Held on 24 September in New York and via video-conference, the first Summit for Information and Democracy was attended by dozens of foreign ministers from all continents, the OECD’s current Secretary-General, the Director-General of UNESCO, the European Commission Vice-President for Values and Transparency, and many prominent civil society figures and led to concrete deliverables. The event was the latest result of the Initiative on Information and Democracy that Reporters Without Borders (RSF) launched three years ago with the aim of devising and implementing democratic safeguards in the global information and communication space.
In his opening address, Christophe Deloire, Chair of the Forum on Information and Democracy and Secretary-General of RSF, announced the creation of the International Observatory on Information and Democracy, “an equivalent for democratic disruption of what the IPCC is for climate disruption.” The Observatory will carry out regular evaluations of the information and communication space.

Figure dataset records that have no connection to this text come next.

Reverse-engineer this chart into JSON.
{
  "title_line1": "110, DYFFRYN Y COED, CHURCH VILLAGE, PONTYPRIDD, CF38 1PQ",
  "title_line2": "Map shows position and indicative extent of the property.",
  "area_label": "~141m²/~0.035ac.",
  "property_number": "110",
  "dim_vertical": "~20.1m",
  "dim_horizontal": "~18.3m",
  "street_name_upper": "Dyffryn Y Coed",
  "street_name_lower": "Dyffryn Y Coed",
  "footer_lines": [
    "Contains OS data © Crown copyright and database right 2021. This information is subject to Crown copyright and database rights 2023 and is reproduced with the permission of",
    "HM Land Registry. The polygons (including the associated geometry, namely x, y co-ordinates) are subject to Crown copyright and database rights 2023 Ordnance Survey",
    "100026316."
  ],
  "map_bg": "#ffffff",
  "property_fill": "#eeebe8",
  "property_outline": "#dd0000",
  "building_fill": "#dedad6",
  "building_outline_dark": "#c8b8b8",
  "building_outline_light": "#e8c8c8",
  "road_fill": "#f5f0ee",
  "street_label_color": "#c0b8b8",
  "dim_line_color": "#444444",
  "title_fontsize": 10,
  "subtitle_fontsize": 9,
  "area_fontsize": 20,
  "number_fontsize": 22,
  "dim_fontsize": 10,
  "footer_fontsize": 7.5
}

It will enable democratic governments and societies to have a clear understanding of phenomena taking place in this space, how it functions and their impact on democracy.

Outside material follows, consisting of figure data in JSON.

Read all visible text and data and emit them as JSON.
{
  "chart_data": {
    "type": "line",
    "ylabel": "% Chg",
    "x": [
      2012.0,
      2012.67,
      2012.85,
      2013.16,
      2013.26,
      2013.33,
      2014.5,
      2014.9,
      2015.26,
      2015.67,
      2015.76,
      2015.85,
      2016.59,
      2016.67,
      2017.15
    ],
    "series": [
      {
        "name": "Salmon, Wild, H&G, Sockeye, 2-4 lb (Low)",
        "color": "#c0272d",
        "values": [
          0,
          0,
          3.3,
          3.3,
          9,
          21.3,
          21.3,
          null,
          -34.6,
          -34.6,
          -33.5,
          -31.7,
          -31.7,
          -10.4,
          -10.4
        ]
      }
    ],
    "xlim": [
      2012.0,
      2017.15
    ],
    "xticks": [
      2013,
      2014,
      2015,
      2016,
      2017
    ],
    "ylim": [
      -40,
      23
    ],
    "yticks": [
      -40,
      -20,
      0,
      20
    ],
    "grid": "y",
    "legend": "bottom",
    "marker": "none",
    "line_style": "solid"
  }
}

The Observatory’s “Prefiguration Group,” which is tasked with determining the Observatory’s precise objectives, methodology and resources, will be jointly chaired by Shoshana Zuboff, Harvard Business School Professor Emeritus and author of The Age of Surveillance Capitalism, and by Angel Gurría, former OECD secretary-general, former Mexican Minister of Foreign Affairs and Minister of Finance.

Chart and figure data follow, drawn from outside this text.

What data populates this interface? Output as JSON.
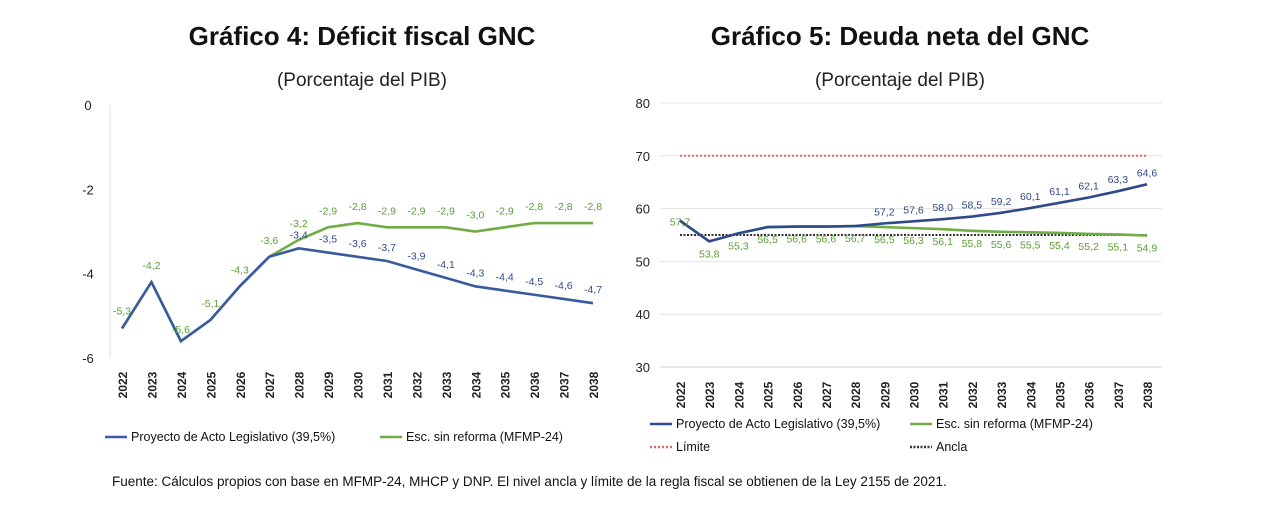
{
  "chart_data": [
    {
      "type": "line",
      "title": "Gráfico 4: Déficit fiscal GNC",
      "subtitle": "(Porcentaje del PIB)",
      "ylim": [
        -6,
        0
      ],
      "yticks": [
        0,
        -2,
        -4,
        -6
      ],
      "grid": false,
      "legend": "bottom",
      "categories": [
        "2022",
        "2023",
        "2024",
        "2025",
        "2026",
        "2027",
        "2028",
        "2029",
        "2030",
        "2031",
        "2032",
        "2033",
        "2034",
        "2035",
        "2036",
        "2037",
        "2038"
      ],
      "series": [
        {
          "name": "Proyecto de Acto Legislativo (39,5%)",
          "color": "#3a5aa0",
          "values": [
            -5.3,
            -4.2,
            -5.6,
            -5.1,
            -4.3,
            -3.6,
            -3.4,
            -3.5,
            -3.6,
            -3.7,
            -3.9,
            -4.1,
            -4.3,
            -4.4,
            -4.5,
            -4.6,
            -4.7
          ]
        },
        {
          "name": "Esc. sin reforma (MFMP-24)",
          "color": "#70ad47",
          "values": [
            -5.3,
            -4.2,
            -5.6,
            -5.1,
            -4.3,
            -3.6,
            -3.2,
            -2.9,
            -2.8,
            -2.9,
            -2.9,
            -2.9,
            -3.0,
            -2.9,
            -2.8,
            -2.8,
            -2.8
          ]
        }
      ]
    },
    {
      "type": "line",
      "title": "Gráfico 5: Deuda neta del GNC",
      "subtitle": "(Porcentaje del PIB)",
      "ylim": [
        30,
        80
      ],
      "yticks": [
        80,
        70,
        60,
        50,
        40,
        30
      ],
      "grid": true,
      "legend": "bottom",
      "categories": [
        "2022",
        "2023",
        "2024",
        "2025",
        "2026",
        "2027",
        "2028",
        "2029",
        "2030",
        "2031",
        "2032",
        "2033",
        "2034",
        "2035",
        "2036",
        "2037",
        "2038"
      ],
      "series": [
        {
          "name": "Proyecto de Acto Legislativo (39,5%)",
          "color": "#2f4a8a",
          "values": [
            57.7,
            53.8,
            55.3,
            56.5,
            56.6,
            56.6,
            56.7,
            57.2,
            57.6,
            58.0,
            58.5,
            59.2,
            60.1,
            61.1,
            62.1,
            63.3,
            64.6
          ]
        },
        {
          "name": "Esc. sin reforma (MFMP-24)",
          "color": "#70ad47",
          "values": [
            57.7,
            53.8,
            55.3,
            56.5,
            56.6,
            56.6,
            56.7,
            56.5,
            56.3,
            56.1,
            55.8,
            55.6,
            55.5,
            55.4,
            55.2,
            55.1,
            54.9
          ]
        },
        {
          "name": "Límite",
          "color": "#e06666",
          "values": [
            70,
            70,
            70,
            70,
            70,
            70,
            70,
            70,
            70,
            70,
            70,
            70,
            70,
            70,
            70,
            70,
            70
          ]
        },
        {
          "name": "Ancla",
          "color": "#333333",
          "values": [
            55,
            55,
            55,
            55,
            55,
            55,
            55,
            55,
            55,
            55,
            55,
            55,
            55,
            55,
            55,
            55,
            55
          ]
        }
      ]
    }
  ],
  "footnote": "Fuente: Cálculos propios con base en MFMP-24, MHCP y DNP. El nivel ancla y límite de la regla fiscal se obtienen de la Ley 2155 de 2021."
}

The Forum also announced the creation of a working group on accountability regimes for social network accounts and their users, whose composition will be unveiled shortly.
“The success of the Summit for Information and Democracy will enable us to expand the international process we launched, inspired by the one already existing to combat climate change,” Deloire said. “The strengthening and deepening of the work of the governments that have signed up to the Partnership for Information and Democracy and civil society is guaranteed thanks to the announced holding of regular meetings that will be the equivalent of the Conferences of the Parties, the well-known COPs, and will be based on reports provided by the Observatory, the equivalent of the IPCC. The Forum will keep on producing concrete recommendations in its reports and will be a place for consultation and dialogue between governments and civil society.”
The high-level discussions at this summit focused on the recommendations made by the Forum in two reports, one on “How to end Infodemics” (published in 2020) and one calling for “A New Deal for Journalism” (published in June 2021).
A civil society coalition on information and democracy that was launched ahead of the summit will reinforce these activities by means of a collective and coordinated international mobilisation campaign. The call published by the coalition on 20 September highlights the central role that these civil society organisations intend to play in creating democratic safeguards in the digital space.
The summit was chaired by French foreign minister Jean-Yves Le Drian, who hailed the creation of the Observatory. “This tool will be particularly useful for analysing trends in the global information space on a regular basis,” he says. “This observatory will also be able to feed our work and our reflections in multilateral institutions.”
The Minister announced a workshop on the objectives of the Observatory at the Paris Peace Forum (11-13 November 2021), and the organization of annual Summits for Information and Democracy in years to come.